Whether manual or automated, companies have learned that the piecemeal process improvement doesn’t produce breakout results. To drive real business transformation, companies need to link their strategy and some business process management to drive change at every level within the business.

There are different accelerator tools to help business deploy a new business strategy and improve business results. Strategy deployment and BPM dovetail for a few reasons. Which is why it’s worth considering how they relate to one another.

Hoshin Kanri or, Lean – or, both? Well, let’s start by looking at what Lean is and then Hoshin Kanri as this will help us answer that very question.

The core differences between popular best-practice methodologies often just boil down to terminology… but, the hoshin process (when deploying strategy combined) used in combination with a structured lean improvement program (to build operational excellence and innovation system) companies position themselves to be in the 30% of high performing companies who achieve radical change.

What is Lean?

Without trying to cover what Lean is in this post, let’s summarise Lean as a method to create process efficiencies by eliminating non-value adding activities (Muda).
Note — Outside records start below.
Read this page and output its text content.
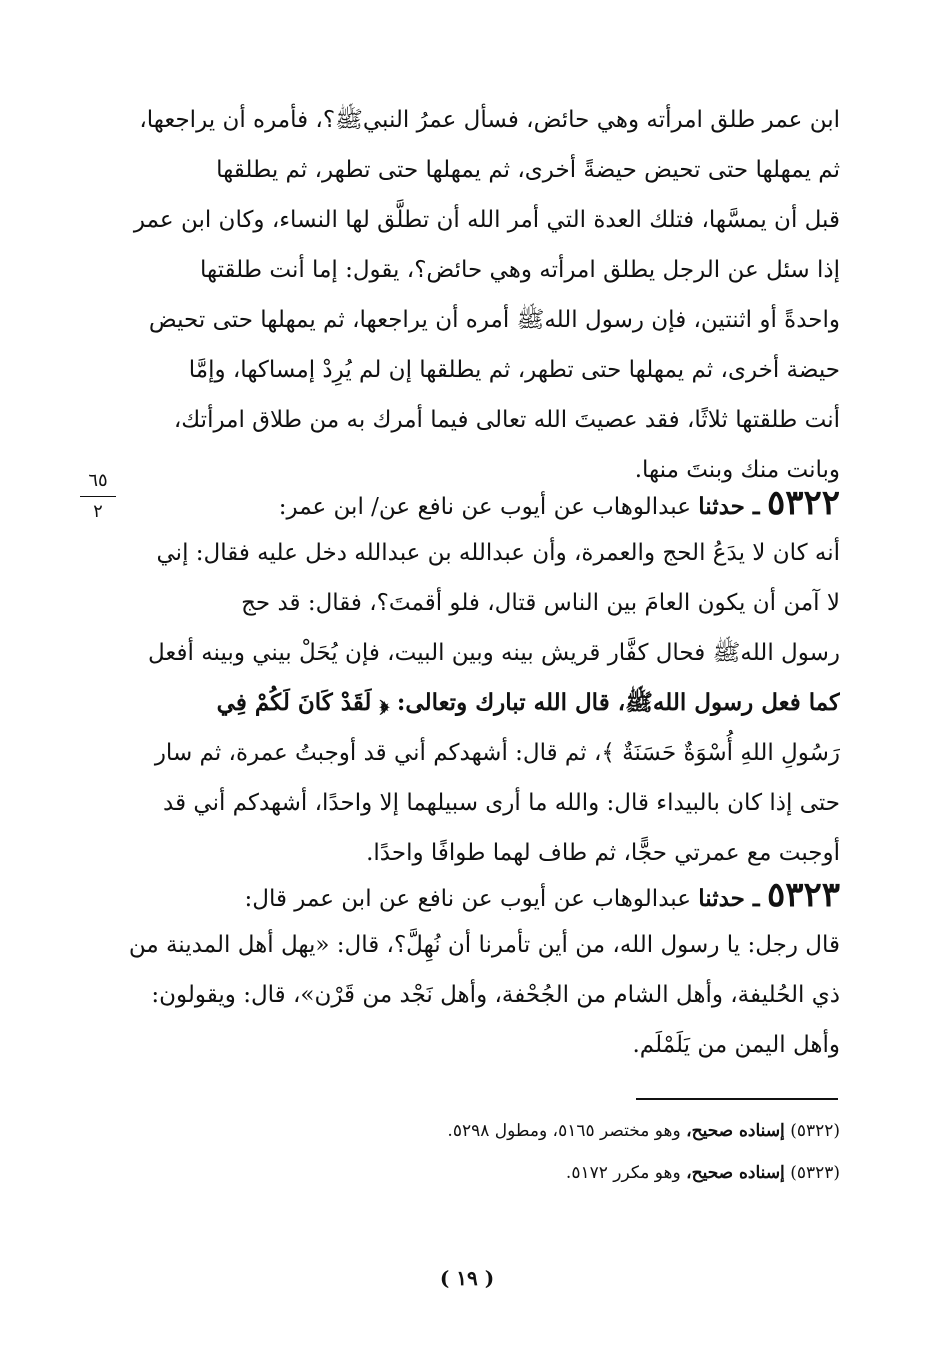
ابن عمر طلق امرأته وهي حائض، فسأل عمرُ النبيﷺ؟، فأمره أن يراجعها،
ثم يمهلها حتى تحيض حيضةً أخرى، ثم يمهلها حتى تطهر، ثم يطلقها
قبل أن يمسَّها، فتلك العدة التي أمر الله أن تطلَّق لها النساء، وكان ابن عمر
إذا سئل عن الرجل يطلق امرأته وهي حائض؟، يقول: إما أنت طلقتها
واحدةً أو اثنتين، فإن رسول اللهﷺ أمره أن يراجعها، ثم يمهلها حتى تحيض
حيضة أخرى، ثم يمهلها حتى تطهر، ثم يطلقها إن لم يُرِدْ إمساكها، وإمَّا
أنت طلقتها ثلاثًا، فقد عصيتَ الله تعالى فيما أمرك به من طلاق امرأتك،
وبانت منك وبنتَ منها.
٦٥
٢	٥٣٢٢ ـ حدثنا عبدالوهاب عن أيوب عن نافع عن/ ابن عمر:
أنه كان لا يدَعُ الحج والعمرة، وأن عبدالله بن عبدالله دخل عليه فقال: إني
لا آمن أن يكون العامَ بين الناس قتال، فلو أقمتَ؟، فقال: قد حج
رسول اللهﷺ فحال كفَّار قريش بينه وبين البيت، فإن يُحَلْ بيني وبينه أفعل
كما فعل رسول اللهﷺ، قال الله تبارك وتعالى: ﴿ لَقَدْ كَانَ لَكُمْ فِي
رَسُولِ اللهِ أُسْوَةٌ حَسَنَةٌ ﴾، ثم قال: أشهدكم أني قد أوجبتُ عمرة، ثم سار
حتى إذا كان بالبيداء قال: والله ما أرى سبيلهما إلا واحدًا، أشهدكم أني قد
أوجبت مع عمرتي حجًّا، ثم طاف لهما طوافًا واحدًا.
٥٣٢٣ ـ حدثنا عبدالوهاب عن أيوب عن نافع عن ابن عمر قال:
قال رجل: يا رسول الله، من أين تأمرنا أن نُهِلَّ؟، قال: «يهل أهل المدينة من
ذي الحُليفة، وأهل الشام من الجُحْفة، وأهل نَجْد من قَرْن»، قال: ويقولون:
وأهل اليمن من يَلَمْلَم.
(٥٣٢٢) إسناده صحيح، وهو مختصر ٥١٦٥، ومطول ٥٢٩٨.
(٥٣٢٣) إسناده صحيح، وهو مكرر ٥١٧٢.
( ١٩ )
In order to eliminate waste, you look out for TIM WOOD or, the 7 types of waste:

  • Transportation
  • Inventory
  • Motion
  • Waiting
  • Over Processing (too difficult)
  • Overproduction (too much or too soon)
  • Defects

This waste is identified across the core business processes for both information and service flow, by a team of trained employees and their leaders in what each type of waste entails.  In that sense, Lean is definitely “Bottom-Up” and it does not need strategic intent to be achieved. After all, deciding to put the printer in the office rather than the canteen just makes sense whatever the strategy or mission of your business is.

What is Hoshin Kanri?

Hoshin Kanri is a method for ensuring that the strategic goals of a company drive progress and action at every level within that company. This eliminates the waste that comes from inconsistent direction and poor communication.

Hoshin process strives to get every employee pulling in the same direction at the same time. It achieves this by aligning the goals of the company (strategy) with the plans of middle management (tactics) and the work performed by all employees (operations). In that sense, Hoshin is definitely “Top-down” and it does need strategic intent to be achieved. It must start with a vision and is then broken down into 3-5 years of Breakthrough Objectives by the C-suite.

A ‘catch-ball’ process follows where the top management and middle management agrees on how those breakthrough objectives will be achieved, thus creating annual goals. Goals are nothing without concrete actions, however, and so the next step is then to identify improvement priorities.

Wrap Up

If you combine a strong lean program, with your strategy deployment process, the two will meet in the middle to yield a positive outcome to your change effort.

Hoshin Kanri and Lean will at some point meet, right in the middle between the Top-Down Hoshin Kanri and the Bottom-Up Lean. As lean’s purpose is the reduction of waste, the business can use lean to identify improvements which can only empower the business further to achieve their strategic goals.